Se algumas delas começaram como pequenas engenhocas, cheias de ideias “luminosas”, logo se converteram em gigantes globais. Os fundadores da Uber, por exemplo, conceberam uma empresa na qual os custos em relação ao instrumental de trabalho seriam transferidos para trabalhadores, que deveriam comprar ou alugar o carro (posteriormente, com a ampliação das atividades da plataforma, também moto, bicicleta), celular, internet, bag etc. Desse modo, o “capitalismo de plataforma” deixou de se responsabilizar até mesmo pelo fornecimento do instrumental básico de trabalho, sem falar da isenção de tributação.

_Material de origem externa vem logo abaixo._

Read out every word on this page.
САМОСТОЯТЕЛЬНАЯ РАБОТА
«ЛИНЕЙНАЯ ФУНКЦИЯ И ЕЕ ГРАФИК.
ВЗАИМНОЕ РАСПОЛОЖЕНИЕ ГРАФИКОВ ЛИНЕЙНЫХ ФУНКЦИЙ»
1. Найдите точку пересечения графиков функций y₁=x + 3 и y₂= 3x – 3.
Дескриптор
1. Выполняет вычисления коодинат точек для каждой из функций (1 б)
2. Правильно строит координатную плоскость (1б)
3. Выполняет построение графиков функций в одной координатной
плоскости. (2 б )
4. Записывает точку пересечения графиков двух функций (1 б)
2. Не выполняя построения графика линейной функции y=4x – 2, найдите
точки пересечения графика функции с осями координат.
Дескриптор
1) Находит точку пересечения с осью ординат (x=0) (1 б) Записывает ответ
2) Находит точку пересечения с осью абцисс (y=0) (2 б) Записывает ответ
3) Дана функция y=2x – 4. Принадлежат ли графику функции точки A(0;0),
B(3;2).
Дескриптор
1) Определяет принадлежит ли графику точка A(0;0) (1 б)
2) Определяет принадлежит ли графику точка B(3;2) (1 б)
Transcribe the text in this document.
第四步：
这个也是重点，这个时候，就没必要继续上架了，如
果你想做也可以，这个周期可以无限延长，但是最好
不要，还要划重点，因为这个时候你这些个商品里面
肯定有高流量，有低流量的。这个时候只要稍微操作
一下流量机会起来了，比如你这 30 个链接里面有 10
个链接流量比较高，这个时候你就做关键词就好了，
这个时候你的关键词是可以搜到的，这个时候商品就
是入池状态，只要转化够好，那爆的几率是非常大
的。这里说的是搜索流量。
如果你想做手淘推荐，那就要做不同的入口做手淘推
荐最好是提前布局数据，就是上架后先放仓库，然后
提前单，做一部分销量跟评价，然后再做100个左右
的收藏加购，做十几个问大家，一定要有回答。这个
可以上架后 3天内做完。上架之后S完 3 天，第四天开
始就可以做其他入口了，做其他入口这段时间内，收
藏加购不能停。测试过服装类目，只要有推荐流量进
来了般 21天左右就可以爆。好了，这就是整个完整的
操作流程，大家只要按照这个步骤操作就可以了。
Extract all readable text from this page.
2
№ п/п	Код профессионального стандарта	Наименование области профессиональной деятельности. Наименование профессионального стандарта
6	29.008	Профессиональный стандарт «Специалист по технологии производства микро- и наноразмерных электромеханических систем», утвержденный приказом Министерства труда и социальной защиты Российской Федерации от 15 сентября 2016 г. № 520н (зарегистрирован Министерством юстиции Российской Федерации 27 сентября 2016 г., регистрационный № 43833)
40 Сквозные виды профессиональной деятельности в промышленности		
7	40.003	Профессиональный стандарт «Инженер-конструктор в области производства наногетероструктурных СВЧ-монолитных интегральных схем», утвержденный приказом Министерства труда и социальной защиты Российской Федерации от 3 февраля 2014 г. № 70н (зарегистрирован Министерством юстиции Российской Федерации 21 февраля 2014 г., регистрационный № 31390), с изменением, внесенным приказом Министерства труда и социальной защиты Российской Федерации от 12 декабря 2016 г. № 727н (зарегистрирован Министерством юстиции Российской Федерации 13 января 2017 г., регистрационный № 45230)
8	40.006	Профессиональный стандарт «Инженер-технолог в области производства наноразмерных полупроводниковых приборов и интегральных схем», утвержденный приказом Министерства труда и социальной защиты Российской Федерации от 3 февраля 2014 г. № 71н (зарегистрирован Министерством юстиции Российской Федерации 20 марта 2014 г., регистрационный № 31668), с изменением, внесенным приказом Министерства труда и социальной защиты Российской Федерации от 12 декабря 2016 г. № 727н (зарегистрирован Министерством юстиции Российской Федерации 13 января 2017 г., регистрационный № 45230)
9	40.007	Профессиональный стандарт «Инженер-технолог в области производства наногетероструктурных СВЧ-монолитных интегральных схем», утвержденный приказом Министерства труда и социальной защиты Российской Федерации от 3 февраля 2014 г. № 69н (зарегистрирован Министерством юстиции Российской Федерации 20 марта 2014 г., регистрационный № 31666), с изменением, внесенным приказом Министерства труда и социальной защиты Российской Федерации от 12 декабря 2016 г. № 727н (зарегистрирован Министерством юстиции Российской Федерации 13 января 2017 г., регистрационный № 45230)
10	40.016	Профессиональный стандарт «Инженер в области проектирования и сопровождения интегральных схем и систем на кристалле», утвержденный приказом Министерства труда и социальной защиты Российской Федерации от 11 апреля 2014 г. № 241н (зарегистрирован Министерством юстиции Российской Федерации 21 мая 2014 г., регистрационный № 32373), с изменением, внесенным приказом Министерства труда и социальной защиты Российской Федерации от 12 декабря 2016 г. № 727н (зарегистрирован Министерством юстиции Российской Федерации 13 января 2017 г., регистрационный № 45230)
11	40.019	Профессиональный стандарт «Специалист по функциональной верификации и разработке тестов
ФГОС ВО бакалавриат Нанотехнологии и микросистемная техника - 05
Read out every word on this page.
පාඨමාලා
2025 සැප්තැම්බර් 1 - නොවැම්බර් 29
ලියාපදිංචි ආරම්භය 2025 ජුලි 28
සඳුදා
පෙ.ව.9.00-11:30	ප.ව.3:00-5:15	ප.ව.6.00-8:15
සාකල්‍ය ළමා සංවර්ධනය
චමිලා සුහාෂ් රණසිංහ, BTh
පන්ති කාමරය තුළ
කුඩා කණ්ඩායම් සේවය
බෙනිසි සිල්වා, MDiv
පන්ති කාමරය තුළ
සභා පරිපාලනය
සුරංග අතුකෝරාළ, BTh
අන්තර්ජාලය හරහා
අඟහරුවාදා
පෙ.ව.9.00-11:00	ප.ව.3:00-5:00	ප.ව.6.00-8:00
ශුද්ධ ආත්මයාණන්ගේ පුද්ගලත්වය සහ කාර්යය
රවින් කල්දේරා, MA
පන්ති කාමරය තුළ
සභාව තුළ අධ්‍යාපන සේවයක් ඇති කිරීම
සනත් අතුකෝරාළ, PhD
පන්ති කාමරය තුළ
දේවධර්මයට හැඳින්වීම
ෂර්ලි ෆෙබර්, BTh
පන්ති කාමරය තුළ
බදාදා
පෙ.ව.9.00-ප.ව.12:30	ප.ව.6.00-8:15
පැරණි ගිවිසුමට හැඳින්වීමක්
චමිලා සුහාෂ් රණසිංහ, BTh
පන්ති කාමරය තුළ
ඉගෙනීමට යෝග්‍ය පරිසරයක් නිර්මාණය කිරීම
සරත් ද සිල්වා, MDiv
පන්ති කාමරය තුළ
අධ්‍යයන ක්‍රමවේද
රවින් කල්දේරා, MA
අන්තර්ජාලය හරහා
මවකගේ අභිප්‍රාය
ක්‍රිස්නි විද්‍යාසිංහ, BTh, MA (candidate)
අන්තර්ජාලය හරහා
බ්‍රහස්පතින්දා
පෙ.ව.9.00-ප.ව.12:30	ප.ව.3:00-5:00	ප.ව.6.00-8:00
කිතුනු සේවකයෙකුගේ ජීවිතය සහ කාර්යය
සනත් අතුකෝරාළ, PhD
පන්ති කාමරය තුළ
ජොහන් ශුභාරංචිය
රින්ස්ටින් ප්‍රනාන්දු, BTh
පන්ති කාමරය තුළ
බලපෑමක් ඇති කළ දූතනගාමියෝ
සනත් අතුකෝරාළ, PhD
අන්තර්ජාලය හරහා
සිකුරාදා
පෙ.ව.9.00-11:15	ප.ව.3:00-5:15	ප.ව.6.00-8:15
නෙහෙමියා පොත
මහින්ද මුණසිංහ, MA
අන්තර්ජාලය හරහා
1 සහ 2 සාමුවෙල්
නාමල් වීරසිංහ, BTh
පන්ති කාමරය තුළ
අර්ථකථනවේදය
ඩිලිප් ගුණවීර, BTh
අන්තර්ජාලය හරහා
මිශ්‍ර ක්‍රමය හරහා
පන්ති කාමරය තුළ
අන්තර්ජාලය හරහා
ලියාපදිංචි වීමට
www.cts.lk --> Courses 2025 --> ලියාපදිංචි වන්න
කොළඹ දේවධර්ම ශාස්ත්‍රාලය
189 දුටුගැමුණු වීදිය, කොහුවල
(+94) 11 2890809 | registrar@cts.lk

Pacote tão bem urdido que logo fez aflorar um gritante e aparente paradoxo: em plena era informacional-digital, com o desenvolvimento intenso das tecnologias de informação e comunicação (TIC), paralelamente se presenciava uma regressão monumental nas condições de trabalho, apresentada agora como exemplo de “modernidade”, ainda que, de fato, recriasse desumanas condições de trabalho, típicas da Revolução Industrial. O outsourcing, por exemplo, vigente na Inglaterra dos séculos XVIII e XIX, pelo qual a classe trabalhadora laborava em casa, fora do espaço da fábrica, sem nenhum direito e sob condições de exploração ilimitados, atualmente se converteu no pomposo crowdsourcing, também desprovido de legislação protetora, adulterando a árdua história global do trabalho. O velho reaparece como novo, ressurgindo como “moderno”, sendo que a moderna proteção do trabalho é apresentada como “arcaica”.1

Foi esse embuste que o PLP 12 abraçou ao parir “uma criança nova no mundo do trabalho”: sem férias, sem 13º salário, sem descanso semanal, sem jornada regulamentada, sem FGTS, sem reconhecer os direitos mínimos das mulheres que nem sequer podem engravidar etc. Estarrece (ou terá sido proposital?) o completo desconhecimento (ou desconsideração) do cenário existente em outras partes do mundo.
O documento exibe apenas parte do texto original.